Respectfully, I suggest a slightly different take. We tend, in most of the West at least, to see good and evil as two distinct and unrelated characteristics, and we tend also to think that we can slot people into 'good' v 'bad' in some simple binary action.

I see the death of the CEO as a tragedy. Capitalism is built on this sort of tragedy. It is inevitable. It is built into a system that reduces people to commodities, that sees people only useful for the role they can perform within the system to energise the system, produce profit, discard thsoe who are not useful.

It is a tragedy that a person can become the CEO of a company that exists to exploit the pain of others and turn that pain into monetary reward. 'How can a person do that sort of work', one may ask. And the man that killed him? We may be shocked or outraged at that act but lets be honest here, the system commits outrage every second of every minute of every day of the year. Functionaries of the system are behind the drone attacks; behind the secret and extreme rendition and torture; behind every governmet overthrown; behind every poverty stricken member of every death squad the system has ever employed.
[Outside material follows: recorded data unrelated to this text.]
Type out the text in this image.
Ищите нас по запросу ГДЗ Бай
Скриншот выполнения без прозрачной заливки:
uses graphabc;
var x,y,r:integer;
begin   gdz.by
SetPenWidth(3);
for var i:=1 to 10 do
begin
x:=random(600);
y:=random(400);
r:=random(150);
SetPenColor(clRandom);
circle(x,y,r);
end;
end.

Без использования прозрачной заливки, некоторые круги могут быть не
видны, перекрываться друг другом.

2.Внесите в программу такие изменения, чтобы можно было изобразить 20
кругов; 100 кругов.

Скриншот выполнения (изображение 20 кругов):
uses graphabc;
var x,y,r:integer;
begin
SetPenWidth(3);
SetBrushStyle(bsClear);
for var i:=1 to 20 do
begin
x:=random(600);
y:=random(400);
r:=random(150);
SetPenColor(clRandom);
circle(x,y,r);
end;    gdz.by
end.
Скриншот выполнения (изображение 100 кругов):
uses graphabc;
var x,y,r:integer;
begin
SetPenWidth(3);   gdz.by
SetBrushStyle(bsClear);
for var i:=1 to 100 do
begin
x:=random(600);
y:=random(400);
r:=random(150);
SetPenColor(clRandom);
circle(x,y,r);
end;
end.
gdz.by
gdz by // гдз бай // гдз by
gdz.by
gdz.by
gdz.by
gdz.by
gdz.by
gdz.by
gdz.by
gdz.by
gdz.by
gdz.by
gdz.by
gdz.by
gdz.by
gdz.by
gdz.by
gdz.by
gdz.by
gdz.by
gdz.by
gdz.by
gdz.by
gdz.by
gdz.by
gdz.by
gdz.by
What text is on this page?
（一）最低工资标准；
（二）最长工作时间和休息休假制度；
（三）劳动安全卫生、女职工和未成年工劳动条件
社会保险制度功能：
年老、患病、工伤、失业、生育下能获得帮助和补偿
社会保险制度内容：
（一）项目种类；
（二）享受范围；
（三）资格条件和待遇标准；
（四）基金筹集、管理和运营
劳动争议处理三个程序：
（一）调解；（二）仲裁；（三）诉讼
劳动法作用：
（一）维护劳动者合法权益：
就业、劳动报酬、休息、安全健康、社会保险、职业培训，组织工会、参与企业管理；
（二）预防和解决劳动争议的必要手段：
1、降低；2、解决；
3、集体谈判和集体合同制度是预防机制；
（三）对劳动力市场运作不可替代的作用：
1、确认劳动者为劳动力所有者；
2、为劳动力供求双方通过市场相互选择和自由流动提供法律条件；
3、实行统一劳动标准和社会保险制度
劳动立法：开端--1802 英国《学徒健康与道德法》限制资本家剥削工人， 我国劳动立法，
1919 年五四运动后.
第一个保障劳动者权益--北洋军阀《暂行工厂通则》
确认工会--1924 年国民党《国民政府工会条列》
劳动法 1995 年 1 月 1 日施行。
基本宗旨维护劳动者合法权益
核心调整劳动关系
I realise that my assertion sounds like 'society is to blame' and that individuals are not, and to an extent, yes, that is what I am saying. But I think that on a deeper level we must eventually realise that if we construct systems whose raison detre is to crush the human spirit in service of profit, then this is the sort of tragedies we get. The people who actively run the system are immune from either the despair that led to the shooting or the despair that followed the death of the CEO.